12. Pemerasan Arkasa

51 11 2
                                    

Tok tok

Irina melihat ke arah pintu sebelum akhirnya Arkasa masuk membawa tentengan buah-buahan. Ia meletakkannya diatas meja, kemudian menuju pada Irina.

"Bu." Panggil Arkasa seraya mencium tangan Irina.

Mata lelaki itu sempat bertabrakan dengan mata Nadine saat memberi salam pada Irina. Ya, Nadine telah siuman sejak kemarin usai dua jam di operasi. Hari ini Irina yang bertugas menjaga sang putri.

"Kebetulan kamu dateng, Ibu nitip temenin Nadine dulu boleh? Soalnya Ibu mau jemput Nata disekolah."

Arkasa mengangguk pelan. "Nggih Bu. Biar saya yang nemenin Nadine."

"Yaudah, Ibu mau pergi dulu ya. Takut Nata kelamaan nunggu di sekolah." Irina memberi senyum. "Titip Nadine ya."

"Iya Bu."

"Ibu pergi jemput Nata dulu, kamu sama Arka dulu ya." Irina menatap Nadine, gadis itu hanya mengedip lemah untuk mengiyakan.

Usai kepergian Irina, tinggalah mereka berdua diruangan itu.

"Gimana keadaan kamu?"

"Baik. Makasih udah nolongin saya kemarin." Nadine menjawab tanpa melihat pada Arkasa. Ia merasa canggung, masih mengingat kejadian memalukan tempo lalu saat Arkasa jatuh diatas bongkahan dadanya.

"Gak gratis."

Mata Nadine terbelalak, ia menoleh pada pria yang berbicara barusan. Takut salah dengar.

"Maksud Mas?"

"Iya, gak gratis."

Sebelah alisnya tertarik keatas, Nadine mengangkat suara. "Saya bakalan bayar semua biaya pengobatan yang udah mas keluarin buat saya kok. Abis dari rumah sakit langsung saya transfer semua."

Mata Arkasa menyipit. "Saya gak mau dibayar pakai uang."

Nadine bingung. "Jadi maksud Mas gimana?"

Arkasa memandangi mata Nadine cukup lama. "Dua minggu ini temenin saya pergi."

Gadis yang setengah duduk berbaring itu menyipitkan mata makin tak mengerti.

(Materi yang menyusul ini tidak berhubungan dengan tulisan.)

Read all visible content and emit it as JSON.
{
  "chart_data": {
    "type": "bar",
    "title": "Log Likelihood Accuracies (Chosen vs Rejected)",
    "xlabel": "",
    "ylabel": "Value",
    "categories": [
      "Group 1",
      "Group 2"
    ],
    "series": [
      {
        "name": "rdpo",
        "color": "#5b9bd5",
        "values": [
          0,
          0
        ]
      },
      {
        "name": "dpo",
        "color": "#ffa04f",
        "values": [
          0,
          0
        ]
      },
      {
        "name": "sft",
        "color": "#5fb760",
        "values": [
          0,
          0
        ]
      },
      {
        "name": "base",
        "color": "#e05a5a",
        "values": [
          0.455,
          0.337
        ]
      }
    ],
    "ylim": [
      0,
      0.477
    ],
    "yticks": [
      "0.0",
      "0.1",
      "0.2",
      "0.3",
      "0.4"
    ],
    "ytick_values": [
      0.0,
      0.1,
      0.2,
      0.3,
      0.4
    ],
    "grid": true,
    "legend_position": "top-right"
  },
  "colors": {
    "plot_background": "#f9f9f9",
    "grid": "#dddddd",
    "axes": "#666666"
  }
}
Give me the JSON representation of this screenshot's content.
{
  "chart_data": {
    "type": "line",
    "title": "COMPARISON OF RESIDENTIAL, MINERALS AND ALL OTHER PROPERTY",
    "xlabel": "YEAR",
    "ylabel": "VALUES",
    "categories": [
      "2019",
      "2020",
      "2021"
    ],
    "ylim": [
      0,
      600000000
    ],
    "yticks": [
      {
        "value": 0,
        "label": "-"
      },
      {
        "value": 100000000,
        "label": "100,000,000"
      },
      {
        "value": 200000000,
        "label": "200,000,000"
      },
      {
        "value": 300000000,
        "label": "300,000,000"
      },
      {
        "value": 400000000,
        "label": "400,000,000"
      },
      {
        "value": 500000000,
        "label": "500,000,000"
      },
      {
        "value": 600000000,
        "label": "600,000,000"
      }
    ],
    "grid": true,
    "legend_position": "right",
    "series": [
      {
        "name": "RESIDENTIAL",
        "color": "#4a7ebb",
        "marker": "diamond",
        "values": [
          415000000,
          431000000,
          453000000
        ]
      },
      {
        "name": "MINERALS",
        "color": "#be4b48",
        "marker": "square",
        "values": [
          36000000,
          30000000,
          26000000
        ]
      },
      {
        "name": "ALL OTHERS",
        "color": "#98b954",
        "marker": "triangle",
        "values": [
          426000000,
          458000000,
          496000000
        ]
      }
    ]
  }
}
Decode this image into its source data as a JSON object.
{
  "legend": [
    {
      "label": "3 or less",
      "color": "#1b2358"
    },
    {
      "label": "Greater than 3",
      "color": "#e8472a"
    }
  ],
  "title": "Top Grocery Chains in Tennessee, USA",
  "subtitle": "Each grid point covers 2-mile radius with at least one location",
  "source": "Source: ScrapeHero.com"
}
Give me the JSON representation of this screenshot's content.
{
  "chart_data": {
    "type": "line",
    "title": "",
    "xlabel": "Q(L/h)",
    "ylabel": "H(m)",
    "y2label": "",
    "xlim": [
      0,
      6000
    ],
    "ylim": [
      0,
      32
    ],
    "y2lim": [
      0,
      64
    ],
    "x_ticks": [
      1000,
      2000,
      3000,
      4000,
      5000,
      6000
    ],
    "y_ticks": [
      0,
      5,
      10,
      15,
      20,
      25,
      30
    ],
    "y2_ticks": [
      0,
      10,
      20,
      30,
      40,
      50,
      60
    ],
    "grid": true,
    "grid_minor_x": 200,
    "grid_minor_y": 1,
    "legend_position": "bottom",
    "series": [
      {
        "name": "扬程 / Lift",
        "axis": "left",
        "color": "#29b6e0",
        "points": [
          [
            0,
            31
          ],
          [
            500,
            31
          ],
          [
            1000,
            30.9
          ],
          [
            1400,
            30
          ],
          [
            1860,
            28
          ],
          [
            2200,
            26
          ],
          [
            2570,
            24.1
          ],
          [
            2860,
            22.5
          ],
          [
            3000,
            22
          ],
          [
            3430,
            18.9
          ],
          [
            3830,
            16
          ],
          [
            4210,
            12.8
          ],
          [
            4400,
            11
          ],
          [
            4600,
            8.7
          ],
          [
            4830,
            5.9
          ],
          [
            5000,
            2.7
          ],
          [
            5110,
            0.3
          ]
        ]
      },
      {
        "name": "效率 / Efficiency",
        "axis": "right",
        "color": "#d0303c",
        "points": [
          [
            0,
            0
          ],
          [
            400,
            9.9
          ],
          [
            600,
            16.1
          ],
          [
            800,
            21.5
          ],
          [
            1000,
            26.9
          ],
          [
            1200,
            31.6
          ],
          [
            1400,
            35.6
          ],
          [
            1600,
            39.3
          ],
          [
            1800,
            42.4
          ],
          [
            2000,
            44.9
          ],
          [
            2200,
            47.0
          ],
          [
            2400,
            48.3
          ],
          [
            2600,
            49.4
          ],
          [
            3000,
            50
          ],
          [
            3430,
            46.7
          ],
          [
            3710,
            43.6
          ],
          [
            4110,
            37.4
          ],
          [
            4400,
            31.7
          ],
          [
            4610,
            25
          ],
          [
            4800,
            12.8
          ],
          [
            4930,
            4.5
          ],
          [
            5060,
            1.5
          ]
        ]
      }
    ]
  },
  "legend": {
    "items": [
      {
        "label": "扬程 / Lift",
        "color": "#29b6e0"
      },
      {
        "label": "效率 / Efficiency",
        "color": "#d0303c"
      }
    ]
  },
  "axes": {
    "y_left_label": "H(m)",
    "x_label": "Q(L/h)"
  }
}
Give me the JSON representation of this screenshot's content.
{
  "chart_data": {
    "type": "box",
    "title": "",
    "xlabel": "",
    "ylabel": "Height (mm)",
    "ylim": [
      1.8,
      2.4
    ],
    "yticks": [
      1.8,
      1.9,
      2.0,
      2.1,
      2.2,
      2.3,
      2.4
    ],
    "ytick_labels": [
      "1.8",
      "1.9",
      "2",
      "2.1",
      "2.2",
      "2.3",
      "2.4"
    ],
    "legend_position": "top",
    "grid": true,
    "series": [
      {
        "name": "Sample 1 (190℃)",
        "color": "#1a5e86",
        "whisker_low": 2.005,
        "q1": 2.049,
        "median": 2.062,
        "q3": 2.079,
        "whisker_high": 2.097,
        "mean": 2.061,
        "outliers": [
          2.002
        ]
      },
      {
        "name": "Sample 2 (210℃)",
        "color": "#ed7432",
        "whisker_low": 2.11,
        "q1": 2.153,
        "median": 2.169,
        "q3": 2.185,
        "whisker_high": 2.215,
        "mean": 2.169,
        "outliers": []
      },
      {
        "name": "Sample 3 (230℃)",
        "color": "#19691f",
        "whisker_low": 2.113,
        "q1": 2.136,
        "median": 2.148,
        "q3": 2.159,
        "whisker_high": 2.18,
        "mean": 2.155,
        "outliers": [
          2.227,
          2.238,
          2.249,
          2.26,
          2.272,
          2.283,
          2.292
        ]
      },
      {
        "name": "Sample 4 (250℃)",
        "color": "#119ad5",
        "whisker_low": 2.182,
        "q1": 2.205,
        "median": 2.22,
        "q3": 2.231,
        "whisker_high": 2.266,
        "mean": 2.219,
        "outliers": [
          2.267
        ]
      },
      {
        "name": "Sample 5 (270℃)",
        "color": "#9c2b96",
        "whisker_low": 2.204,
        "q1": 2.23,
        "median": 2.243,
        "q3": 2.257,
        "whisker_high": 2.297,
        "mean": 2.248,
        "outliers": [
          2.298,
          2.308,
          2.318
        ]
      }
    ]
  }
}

Arkasa menangkap sinyal kebingungan Nadine, ia menjelaskan. "Saya gak mau dibayar pakai uang. Selama dua minggu ini, saya mau kamu nemenin saya pergi, makan, jalan-jalan."

Justru itu yang bikin Nadine terheran-heran.

"Kenapa harus nemenin Mas? Kalau saya gak mau gimana?"

"Saya gak suka ditolak."

Kening Nadine mengkerut. Kenapa Arkasa terkesan seperti memaksa? Kenapa laki-laki ini berkelakuan aneh hari ini?

"Saya punya hak buat nolak Mas. Saya bisa kembaliin semua uang yang udah Mas keluarin buat saya."

Arkasa tersenyum miring. "Kamu gak cuma utang uang loh ke saya, tapi utang nyawa juga." Jeda sejenak, Arkasa melihat ekspresi Nadine yang tampak sedikit kesal mungkin? "Kamu bisa bayar nyawa emangnya? Kemaren kalo gak ada saya, belum tentu kamu bisa selamat."

Sial. Kenapa Nadine merasa diperas? Ia memang berutang nyawa pada Arkasa dan ia sangat sadar. Tapi kenapa Arkasa seperti memanfaatkan hal ini?

"2 minggu aja kan?"

Mengangguk, Arkasa berkata. "Kamu juga harus saya anter tiap pulang dari kampus."

Entah harus berapa kali Nadine dibuat kaget bertubi-tubi oleh omongan Arkasa. "Saya bukan anak kecil Mas. Saya bisa pulang sendiri."

"Ibu kamu udah nitip ke saya untuk nganterin kamu pulang tiap hari. Kamu mau saya keliatan gak sopan sama Ibu kamu?"

Nadine sangsi. Tapi apa yang Arkasa bilang juga ada benarnya. Ia paham posisi Arkasa yang jelas-jelas tidak bisa menolak permintaan langsung dari ibunya.